Les Brèves

    Unité médico-judiciaire : protéger les victimes

    Protection de l’enfance

    Adrien Taquet, secrétaire d’État en charge de la protection de l’enfance, nommé fin janvier, a visité et assisté à la présentation d’une audition dans l’unité médico-judiciaire du CHRO. Vitre sans tain, visio-conférence mais aussi protocole adapté… tout est fait dans cette unité pionnière en France pour une meilleure prise en charge des petites victimes. G.M.


    Rien ne peut distinguer de prime abord l’unité médico-judiciaire pour les mineurs, créée en 2008 au sein du CHRO, tant la décoration et les jouets ressemblent au reste des services pédiatriques. Tout est fait ici pour permettre aux petites victimes d’être auditionnées et examinées dans les meilleures conditions. En effet, depuis 2013, une salle d’audition permet aux policiers de poser leurs questions en utilisant la vidéo pour enregistrer les réponses de l’enfant. Une vitre sans tain permet à un autre enquêteur de transcrire. Point d’uniforme, pour ne pas heurter la sensibilité des petits. Objectif : permettre une synthèse pour la justice tout en évitant à l’enfant de revivre ce qu’il a subi et surtout de devoir lui faire répéter plusieurs fois. « Il peut avoir l'impression que l'on ne le croit pas dans ce cas et se refermer » témoignent les personnels de ce service particulier.

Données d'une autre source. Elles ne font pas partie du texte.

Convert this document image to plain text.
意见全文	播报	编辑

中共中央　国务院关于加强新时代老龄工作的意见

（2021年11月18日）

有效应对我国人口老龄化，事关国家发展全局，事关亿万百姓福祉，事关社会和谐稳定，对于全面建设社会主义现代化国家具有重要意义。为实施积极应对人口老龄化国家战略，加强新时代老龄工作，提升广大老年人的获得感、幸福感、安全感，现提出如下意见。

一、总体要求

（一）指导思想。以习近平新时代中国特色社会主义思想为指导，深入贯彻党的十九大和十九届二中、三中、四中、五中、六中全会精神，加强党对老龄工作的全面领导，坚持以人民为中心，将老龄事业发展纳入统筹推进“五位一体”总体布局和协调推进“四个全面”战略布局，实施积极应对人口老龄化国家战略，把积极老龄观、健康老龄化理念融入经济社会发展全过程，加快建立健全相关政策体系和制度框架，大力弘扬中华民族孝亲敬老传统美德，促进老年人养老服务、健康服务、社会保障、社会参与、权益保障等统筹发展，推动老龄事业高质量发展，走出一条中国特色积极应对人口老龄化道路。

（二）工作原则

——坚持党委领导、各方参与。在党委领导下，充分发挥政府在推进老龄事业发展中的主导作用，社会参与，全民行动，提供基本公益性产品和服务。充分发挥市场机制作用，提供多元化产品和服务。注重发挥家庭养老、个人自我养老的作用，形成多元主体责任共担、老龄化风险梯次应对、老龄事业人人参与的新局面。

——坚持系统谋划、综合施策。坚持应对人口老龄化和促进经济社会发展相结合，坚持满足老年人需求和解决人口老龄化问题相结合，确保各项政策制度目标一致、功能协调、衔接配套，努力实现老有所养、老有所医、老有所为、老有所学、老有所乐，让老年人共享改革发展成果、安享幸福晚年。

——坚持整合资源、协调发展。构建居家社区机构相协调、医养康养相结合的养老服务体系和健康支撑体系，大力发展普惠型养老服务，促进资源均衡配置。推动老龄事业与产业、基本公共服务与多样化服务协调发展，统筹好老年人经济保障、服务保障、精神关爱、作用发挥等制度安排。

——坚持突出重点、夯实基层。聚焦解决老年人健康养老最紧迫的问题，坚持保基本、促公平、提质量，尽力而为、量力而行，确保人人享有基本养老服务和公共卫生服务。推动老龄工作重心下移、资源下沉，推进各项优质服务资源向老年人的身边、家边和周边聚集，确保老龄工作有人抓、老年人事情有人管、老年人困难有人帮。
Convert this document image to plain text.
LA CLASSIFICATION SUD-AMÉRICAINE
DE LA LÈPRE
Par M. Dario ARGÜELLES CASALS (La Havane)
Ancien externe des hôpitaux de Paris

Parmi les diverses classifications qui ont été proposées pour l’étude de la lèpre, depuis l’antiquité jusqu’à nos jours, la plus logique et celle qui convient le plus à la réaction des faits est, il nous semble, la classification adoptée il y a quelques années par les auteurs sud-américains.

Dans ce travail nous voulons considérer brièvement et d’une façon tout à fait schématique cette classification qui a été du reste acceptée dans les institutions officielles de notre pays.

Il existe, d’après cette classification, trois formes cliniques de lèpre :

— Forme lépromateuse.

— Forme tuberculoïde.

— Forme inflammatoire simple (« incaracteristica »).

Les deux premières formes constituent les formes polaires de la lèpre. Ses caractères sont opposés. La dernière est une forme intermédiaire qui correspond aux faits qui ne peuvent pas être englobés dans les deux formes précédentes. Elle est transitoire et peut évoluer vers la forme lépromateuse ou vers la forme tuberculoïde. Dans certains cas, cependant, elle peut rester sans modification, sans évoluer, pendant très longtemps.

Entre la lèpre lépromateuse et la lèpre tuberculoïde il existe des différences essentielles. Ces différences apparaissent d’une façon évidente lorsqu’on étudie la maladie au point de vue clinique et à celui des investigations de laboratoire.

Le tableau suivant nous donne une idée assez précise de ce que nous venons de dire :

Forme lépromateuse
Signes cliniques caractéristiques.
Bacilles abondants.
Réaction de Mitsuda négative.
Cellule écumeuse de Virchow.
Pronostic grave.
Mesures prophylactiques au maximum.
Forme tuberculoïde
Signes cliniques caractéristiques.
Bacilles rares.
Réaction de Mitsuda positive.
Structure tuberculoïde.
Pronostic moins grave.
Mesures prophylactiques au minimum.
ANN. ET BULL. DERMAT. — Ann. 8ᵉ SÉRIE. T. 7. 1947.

    Des clowns dans le service

    Pédiatre et psychologue prennent ensuite le relais pour l’examen médical et aider l’enfant de deux ans jusqu’à l’adolescence. « Si un placement est décidé, parfois nous les hospitalisons 24 à 48 h, le temps de trouver une place en famille d'accueil » témoigne Barbara Tisseron, pédiatre et chef de ce service. L’an dernier, 793 réquisitions ont été faites avec ce dispositif et 196 auditions n'ont pas donné lieu à des poursuites. Autre particularité du lieu, l'intervention des clowns de l'association Le Rire médecin. « Ces enfants ont le droit aussi de rire » explique la pédiatre. « Leur intervention par contre est étudiée. Ils arrivent dans le service et s'adaptent aux réactions de l'enfant. Parfois, ils nous aident à ce que l'enfant entre dans la salle en cachant des nez de clown dedans. » Pour Nicolas Bessone, le procureur d’Orléans, ici « la Justice fait son travail sans aggraver les préjudices des uns et des autres. »

    Un équipement au Tribunal

    Au sein de l'unité, la visio-conférence permet aussi d'effectuer une confrontation entre l'enfant et l'auteur présumé des sévices, qui lui se trouve au commissariat. À Orléans, les enfants ne témoignent pas à la barre et la synthèse de l'audition réalisée dans l'unité médico-judiciaire est présentée. « Le CD peut toujours être visionné mais il est rare que la Défense le demande car c'est souvent plutôt à charge » observe Nicolas Bessone. Il n'y a que pour les adolescents qu'assister au « procès peut avoir parfois un intérêt cathartique lorsque l'accusé reconnaît notamment l'inceste. Dans l'ensemble, ce n'est pas des années de prison que les enfants recherchent mais qu'on les croit ! » Toujours dans l'idée de protéger au maximum l'enfant, Martine Brousse, présidente de l'association La Voix de l'enfant a annoncé lors de la visite du secrétaire d'État, le financement d'un dispositif de vidéo-conférence au tribunal d'Orléans. Pour Adrien Taquet qui souhaite généraliser les méthodes utilisées ici, « ce genre de dispositif innovant est absolument nécessaire. Se pose aussi la question du recueil de la parole des personnes handicapées. Il faut que l'environnement s'adapte à la victime ! »


    Les Brèves

    • Accompagner à la parentalité

      Adrien Taquet, secrétaire d'État à la protection de l'enfance a annoncé la présentation « d'une stratégie plus précise d'ici l'été » ainsi qu'une volonté de développer la prévention, « notamment par l'accompagnement à la parentalité lors de l'entretien du quatrième mois de grossesse. » Pour développer cette stratégie, il souhaite également observer ce qui existe chez nos voisins anglais mais aussi aux Pays-Bas et au Québec.